A mix of many triggers, all grim, are converging on crypto and there is no saying what will happen. The outlook for the total global market looks grim, according to analysts. That said, BTC begins another week with geopolitical events taking on a nightmarish cast in Ukraine. Macroeconomic results are changing rapidly in part as retaliation for the invasion of Ukraine. This upheaval is very evident in the crypto market.
Stocks have been hit due to sanctions and their fallout. This is expected to be a guidepost of how BTC/USD will perform. Currently BTC is down and has been characterized by events since the start of the year. What could change things? Here is a list of factors that could change market trends.
The stock market doesn’t appreciate or like hostilities in the European theatre. Global markets for equity dropped close to $3 trillion in overall value. For the short term, the scenario still looks grim.
· New sanctions are on the table and have to be announced against Russia. If they are announced, these will be for the long term and have worse consequences. One of these is a ban on the importing of Russian oil and expected to trigger seismic shifts for every world economy.

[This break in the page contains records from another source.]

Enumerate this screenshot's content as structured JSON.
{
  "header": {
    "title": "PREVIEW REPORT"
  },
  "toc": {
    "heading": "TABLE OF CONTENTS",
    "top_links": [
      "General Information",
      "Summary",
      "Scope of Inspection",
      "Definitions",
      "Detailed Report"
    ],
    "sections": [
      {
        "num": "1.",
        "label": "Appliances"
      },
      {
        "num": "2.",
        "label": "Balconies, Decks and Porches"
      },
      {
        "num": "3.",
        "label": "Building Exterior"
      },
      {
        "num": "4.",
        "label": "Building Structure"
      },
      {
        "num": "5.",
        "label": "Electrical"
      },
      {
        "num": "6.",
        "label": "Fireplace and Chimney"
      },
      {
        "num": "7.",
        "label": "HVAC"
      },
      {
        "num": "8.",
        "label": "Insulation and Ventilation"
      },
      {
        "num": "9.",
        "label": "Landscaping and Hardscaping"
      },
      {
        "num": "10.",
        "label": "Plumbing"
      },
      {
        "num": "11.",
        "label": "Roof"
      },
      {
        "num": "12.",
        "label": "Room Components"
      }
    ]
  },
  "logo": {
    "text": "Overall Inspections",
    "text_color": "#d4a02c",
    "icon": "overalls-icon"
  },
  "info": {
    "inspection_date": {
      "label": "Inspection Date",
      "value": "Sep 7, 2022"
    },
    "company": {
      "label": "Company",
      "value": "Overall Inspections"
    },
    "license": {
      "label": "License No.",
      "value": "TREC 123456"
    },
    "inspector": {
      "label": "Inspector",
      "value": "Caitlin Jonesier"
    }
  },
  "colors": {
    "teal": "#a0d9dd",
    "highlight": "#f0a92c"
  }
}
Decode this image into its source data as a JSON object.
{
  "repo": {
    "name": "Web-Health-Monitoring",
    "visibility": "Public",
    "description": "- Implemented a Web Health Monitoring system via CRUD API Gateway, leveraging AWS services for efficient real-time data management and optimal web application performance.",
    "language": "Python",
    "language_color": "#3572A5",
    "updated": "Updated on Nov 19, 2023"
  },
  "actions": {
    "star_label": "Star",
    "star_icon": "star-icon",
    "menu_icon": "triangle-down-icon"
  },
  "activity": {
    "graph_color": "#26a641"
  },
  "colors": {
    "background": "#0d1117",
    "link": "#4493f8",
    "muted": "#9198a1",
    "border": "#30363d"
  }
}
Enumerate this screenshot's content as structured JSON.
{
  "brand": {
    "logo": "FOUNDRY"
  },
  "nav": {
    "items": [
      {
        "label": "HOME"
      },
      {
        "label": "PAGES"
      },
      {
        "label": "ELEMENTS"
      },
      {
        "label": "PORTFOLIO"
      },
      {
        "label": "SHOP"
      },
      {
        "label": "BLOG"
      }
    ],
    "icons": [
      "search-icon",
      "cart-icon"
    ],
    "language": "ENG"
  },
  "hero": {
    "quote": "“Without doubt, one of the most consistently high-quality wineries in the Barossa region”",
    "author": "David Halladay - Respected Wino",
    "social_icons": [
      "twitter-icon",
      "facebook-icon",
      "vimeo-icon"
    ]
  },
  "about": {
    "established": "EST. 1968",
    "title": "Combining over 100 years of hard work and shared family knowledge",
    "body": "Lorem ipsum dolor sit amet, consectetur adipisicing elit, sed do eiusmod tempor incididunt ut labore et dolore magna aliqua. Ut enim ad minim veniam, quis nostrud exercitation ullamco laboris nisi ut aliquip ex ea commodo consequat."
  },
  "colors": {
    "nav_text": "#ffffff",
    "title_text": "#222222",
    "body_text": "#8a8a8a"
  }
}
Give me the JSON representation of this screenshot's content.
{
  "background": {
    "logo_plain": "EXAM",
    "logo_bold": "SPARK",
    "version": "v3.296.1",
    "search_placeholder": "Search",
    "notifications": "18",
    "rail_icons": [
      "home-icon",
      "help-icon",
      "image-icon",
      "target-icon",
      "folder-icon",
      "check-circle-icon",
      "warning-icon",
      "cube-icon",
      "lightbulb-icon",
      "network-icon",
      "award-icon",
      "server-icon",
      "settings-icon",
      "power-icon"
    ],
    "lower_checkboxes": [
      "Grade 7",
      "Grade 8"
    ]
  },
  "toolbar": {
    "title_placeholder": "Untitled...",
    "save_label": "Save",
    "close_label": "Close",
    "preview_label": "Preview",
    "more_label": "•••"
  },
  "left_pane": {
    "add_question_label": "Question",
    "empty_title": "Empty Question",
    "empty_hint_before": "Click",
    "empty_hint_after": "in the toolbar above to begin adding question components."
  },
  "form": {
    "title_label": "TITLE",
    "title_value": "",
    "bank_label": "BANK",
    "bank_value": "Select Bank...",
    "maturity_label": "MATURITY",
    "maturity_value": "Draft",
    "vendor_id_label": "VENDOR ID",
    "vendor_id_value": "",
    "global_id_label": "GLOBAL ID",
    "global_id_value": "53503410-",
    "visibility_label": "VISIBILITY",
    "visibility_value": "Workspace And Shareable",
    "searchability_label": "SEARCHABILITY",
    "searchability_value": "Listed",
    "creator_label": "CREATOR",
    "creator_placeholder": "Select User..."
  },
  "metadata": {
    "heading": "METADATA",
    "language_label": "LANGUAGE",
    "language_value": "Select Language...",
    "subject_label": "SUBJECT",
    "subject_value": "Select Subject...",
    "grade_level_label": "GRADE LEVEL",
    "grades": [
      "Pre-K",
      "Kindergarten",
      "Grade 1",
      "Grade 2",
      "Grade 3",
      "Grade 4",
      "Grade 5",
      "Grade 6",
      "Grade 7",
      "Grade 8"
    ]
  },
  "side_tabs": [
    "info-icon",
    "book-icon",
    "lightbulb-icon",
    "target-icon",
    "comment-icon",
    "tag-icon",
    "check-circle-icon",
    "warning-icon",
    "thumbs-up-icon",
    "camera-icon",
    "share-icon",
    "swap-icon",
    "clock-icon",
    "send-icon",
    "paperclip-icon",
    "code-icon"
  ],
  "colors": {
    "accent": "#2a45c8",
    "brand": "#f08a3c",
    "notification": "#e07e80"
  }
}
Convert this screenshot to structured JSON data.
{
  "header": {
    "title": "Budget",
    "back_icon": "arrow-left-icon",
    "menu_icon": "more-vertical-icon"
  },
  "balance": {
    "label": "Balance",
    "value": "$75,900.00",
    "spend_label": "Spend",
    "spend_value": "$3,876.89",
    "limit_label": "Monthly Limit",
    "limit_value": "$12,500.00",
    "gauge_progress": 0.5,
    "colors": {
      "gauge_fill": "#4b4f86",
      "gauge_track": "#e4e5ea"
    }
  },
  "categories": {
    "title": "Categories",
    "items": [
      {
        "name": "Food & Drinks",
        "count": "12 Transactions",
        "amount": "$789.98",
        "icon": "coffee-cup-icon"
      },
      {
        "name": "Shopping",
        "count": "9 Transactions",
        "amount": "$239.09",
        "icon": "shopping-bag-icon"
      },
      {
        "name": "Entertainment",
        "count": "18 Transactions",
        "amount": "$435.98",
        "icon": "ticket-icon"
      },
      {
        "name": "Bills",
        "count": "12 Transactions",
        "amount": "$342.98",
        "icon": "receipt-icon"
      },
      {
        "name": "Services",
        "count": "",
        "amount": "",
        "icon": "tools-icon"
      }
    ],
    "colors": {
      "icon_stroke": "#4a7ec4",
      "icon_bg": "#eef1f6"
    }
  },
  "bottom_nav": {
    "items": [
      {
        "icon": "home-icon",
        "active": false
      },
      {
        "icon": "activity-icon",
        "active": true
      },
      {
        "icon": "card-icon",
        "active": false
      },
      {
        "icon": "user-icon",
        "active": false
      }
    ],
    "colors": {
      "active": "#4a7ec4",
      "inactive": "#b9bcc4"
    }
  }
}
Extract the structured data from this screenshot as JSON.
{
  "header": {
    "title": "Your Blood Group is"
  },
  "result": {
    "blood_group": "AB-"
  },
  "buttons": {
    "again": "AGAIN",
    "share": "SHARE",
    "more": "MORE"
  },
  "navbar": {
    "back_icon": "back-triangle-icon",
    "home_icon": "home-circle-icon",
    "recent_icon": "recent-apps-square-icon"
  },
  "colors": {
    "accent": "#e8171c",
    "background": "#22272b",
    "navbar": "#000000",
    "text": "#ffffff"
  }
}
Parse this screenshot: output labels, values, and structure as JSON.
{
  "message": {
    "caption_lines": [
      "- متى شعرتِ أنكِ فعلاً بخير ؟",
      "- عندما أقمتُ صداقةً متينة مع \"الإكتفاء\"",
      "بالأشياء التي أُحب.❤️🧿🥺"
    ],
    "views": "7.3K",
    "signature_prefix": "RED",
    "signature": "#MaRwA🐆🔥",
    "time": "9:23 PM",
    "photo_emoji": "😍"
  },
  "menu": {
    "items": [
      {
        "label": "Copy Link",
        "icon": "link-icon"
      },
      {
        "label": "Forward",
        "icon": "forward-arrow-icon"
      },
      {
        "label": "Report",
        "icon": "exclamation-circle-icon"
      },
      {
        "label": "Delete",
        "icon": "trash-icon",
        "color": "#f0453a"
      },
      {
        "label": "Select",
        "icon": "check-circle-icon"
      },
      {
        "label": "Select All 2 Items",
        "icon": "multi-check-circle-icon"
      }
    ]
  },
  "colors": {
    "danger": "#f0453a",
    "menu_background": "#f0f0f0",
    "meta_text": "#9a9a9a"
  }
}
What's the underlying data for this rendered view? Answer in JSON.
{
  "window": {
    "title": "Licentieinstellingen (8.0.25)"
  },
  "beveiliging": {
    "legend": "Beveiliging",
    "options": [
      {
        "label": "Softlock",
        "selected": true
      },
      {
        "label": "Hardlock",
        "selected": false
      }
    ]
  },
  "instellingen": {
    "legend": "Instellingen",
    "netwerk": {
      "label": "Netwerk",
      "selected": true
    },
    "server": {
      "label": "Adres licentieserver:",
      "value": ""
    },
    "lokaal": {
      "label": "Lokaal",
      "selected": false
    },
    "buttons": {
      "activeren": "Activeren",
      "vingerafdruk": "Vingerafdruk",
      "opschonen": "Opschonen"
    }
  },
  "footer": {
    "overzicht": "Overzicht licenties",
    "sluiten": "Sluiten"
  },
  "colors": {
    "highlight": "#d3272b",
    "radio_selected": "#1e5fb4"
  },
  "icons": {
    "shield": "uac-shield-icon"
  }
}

· According to Pentoshi, we should expect something equivalent to the Great Depression if stock prices fall further. There is nothing to be bullish if the conflict is not resolved soon.
· Bloomberg’s Mike McGlone, BTC performance indicates that the following week will be rough, especially for risk assets. He compared the Nasdaq and BTC/USD performance and said that it is headed downwards.
· Bitcoin hodlers should expect a bumpy ride for the short term. Skyrocketing commodity prices are not the right ground for fostering bullish sentiment. On Mach 6th, BTC prices edged downward to $37,592, erasing all gains.
· Traders are bracing for interest rate increases and a hit to the consumer price index. This was temporary and now part of the main trend.
As of now, traders and investors are taking a wait and see attitude and plan to ride the wave up or down.